What we’ve always known about the Drug Czar…

He has no regard for the facts or the truth. Additionally, he is known for spinning the data to completely support administration policies.
I’ve already talked about the recent GAO report that took the Drug Czar and administrative policies to task for their lack of evidence that the drug war in Colombia is actually accomplishing anything.
Here’s an article that really goes after the Czar: “GAO: Data too fuzzy to measure drug war” by David Adams.
The following passages show just how shoddy the Drug Czar’s “reporting” is:

Critics of U.S. drug policy point to the GAO report as evidence that positive pronouncements by the drug czar’s office cannot be trusted. “What this report shows is that we need to take the government’s claims with a grain of salt, and a whole shaker in places,” said John Walsh, a drug expert at the Washington Office on Latin America, or WOLA, a private policy watchdog.

Walsh and others accuse the drug czar’s office of putting an overly favorable spin on the fuzzy data, as well as ignoring less positive news.

The drug czar’s office sat on a November 2004 report it commissioned by the Rand Corp., a California-based nonprofit research organization, which found that drugs were more available than ever and that prices had in fact fallen.

The drug czar’s office turned around and commissioned a second report from the Virginia-based Institute for Defense Analyses, which found prices were rising.

“They (the drug czar’s office) lack credibility unless they can explain such a wide difference,” said Peter Reuter, a University of Maryland drug expert who directed Rand’s research.

He noted that the Rand report was well documented and peer reviewed. Reuter said he was also “generally skeptical” of data in the IDA report. Accurate data takes months to compile, he said.

Other critics point to the IDA’s lackluster record in drug research, noting that it was dropped by the drug czar’s office in the 1990s after alleged flaws in its methodology.
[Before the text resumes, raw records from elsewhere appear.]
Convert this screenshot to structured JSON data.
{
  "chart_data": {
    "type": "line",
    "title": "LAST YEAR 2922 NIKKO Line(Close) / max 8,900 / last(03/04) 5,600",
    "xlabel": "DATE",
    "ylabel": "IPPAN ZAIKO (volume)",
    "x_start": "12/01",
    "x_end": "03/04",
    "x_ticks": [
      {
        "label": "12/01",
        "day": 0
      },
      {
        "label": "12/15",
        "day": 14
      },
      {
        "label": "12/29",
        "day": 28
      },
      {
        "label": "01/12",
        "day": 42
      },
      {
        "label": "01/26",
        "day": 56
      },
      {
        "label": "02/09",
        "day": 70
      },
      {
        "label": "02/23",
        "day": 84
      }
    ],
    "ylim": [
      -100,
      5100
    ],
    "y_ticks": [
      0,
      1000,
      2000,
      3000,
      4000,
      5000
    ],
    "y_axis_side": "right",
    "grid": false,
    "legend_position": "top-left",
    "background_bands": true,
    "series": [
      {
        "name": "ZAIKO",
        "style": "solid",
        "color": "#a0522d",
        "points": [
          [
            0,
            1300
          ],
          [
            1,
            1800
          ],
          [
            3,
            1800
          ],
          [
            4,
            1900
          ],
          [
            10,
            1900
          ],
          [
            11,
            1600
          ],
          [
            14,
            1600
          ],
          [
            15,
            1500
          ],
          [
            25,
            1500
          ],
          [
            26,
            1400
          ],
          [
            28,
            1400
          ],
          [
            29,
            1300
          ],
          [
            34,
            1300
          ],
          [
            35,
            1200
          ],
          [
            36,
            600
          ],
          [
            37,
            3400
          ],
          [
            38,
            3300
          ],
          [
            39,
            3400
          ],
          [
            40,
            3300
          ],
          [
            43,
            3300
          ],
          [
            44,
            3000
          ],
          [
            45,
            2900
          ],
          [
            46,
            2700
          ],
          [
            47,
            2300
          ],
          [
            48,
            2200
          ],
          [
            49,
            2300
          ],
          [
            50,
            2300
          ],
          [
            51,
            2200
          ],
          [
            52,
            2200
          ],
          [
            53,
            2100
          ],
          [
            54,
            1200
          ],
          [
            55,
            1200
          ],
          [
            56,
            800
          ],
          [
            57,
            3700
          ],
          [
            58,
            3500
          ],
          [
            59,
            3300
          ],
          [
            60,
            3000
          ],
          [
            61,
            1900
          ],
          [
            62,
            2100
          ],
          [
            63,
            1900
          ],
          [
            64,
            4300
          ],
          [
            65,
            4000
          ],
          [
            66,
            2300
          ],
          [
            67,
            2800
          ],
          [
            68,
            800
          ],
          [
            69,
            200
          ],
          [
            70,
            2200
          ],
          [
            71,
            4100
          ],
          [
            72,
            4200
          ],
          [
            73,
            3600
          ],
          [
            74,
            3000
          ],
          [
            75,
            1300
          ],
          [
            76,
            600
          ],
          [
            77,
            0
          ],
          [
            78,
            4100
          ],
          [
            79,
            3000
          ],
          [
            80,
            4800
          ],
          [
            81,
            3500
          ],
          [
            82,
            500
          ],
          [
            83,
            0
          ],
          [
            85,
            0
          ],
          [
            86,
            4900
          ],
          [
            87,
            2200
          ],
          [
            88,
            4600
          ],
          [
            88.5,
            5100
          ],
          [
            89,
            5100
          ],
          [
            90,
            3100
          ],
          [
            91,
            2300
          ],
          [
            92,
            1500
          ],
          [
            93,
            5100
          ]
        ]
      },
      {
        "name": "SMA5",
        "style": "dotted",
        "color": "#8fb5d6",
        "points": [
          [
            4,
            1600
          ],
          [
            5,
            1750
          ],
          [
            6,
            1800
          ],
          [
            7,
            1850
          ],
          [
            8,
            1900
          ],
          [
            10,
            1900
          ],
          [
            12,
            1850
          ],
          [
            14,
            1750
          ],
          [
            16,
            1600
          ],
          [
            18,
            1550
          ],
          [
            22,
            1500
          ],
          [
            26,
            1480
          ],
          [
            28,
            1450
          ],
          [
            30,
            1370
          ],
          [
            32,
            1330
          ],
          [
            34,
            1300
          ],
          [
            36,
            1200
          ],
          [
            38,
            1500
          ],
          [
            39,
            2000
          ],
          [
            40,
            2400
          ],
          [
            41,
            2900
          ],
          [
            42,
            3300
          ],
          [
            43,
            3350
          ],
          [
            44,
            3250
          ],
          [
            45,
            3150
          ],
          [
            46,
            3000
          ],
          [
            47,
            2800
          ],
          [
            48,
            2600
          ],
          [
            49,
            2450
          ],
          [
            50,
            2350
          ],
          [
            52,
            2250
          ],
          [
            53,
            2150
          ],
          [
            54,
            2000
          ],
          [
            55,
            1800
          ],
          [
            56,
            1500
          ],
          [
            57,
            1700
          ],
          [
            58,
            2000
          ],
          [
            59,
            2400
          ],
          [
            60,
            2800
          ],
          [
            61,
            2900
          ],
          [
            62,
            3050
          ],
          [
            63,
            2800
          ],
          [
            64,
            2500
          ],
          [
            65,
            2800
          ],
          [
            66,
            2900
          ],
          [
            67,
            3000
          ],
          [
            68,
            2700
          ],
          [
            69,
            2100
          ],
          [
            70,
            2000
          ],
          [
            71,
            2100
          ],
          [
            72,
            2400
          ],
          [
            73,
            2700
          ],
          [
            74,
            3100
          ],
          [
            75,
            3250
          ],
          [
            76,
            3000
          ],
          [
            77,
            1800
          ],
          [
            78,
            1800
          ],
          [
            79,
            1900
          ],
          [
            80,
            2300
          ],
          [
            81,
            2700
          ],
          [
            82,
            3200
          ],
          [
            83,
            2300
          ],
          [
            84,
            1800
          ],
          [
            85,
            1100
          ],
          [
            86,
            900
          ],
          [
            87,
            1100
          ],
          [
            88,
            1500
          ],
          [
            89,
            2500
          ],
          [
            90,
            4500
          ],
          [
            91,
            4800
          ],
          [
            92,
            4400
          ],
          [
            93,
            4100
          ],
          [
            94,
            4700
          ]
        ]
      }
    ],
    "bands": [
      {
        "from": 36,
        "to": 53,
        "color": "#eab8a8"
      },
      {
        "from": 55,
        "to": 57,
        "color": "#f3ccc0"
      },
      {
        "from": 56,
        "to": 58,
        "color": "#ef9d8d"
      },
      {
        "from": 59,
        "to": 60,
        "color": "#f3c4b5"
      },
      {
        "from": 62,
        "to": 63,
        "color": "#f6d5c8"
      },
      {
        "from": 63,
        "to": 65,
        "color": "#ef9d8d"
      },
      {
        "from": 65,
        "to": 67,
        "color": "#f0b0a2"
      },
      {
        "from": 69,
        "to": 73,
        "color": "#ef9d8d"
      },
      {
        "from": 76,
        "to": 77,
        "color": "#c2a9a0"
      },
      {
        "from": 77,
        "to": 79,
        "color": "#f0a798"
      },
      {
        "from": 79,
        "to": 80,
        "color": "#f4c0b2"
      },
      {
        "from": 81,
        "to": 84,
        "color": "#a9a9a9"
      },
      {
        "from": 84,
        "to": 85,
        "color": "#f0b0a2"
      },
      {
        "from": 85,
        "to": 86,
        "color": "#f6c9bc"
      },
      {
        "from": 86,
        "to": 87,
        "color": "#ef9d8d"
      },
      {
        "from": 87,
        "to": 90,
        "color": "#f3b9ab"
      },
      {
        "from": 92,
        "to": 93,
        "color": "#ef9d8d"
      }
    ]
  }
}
Carnevale, who worked in the White House under three administrations and continues to support the war on drugs, accused Walters of trying to “simplify” data to meet preconceived beliefs. “He thinks the cocaine market is on the brink of collapse,” he said. “We are spending all this money so the price (of cocaine) must go up.”

Officials in the White House drug czar’s office did not return phone calls this week.

Nice to see this kind of scepticism — something that’s only really surfaced strongly in the media in recent years — thanks to John Walters’ outrageous behavior.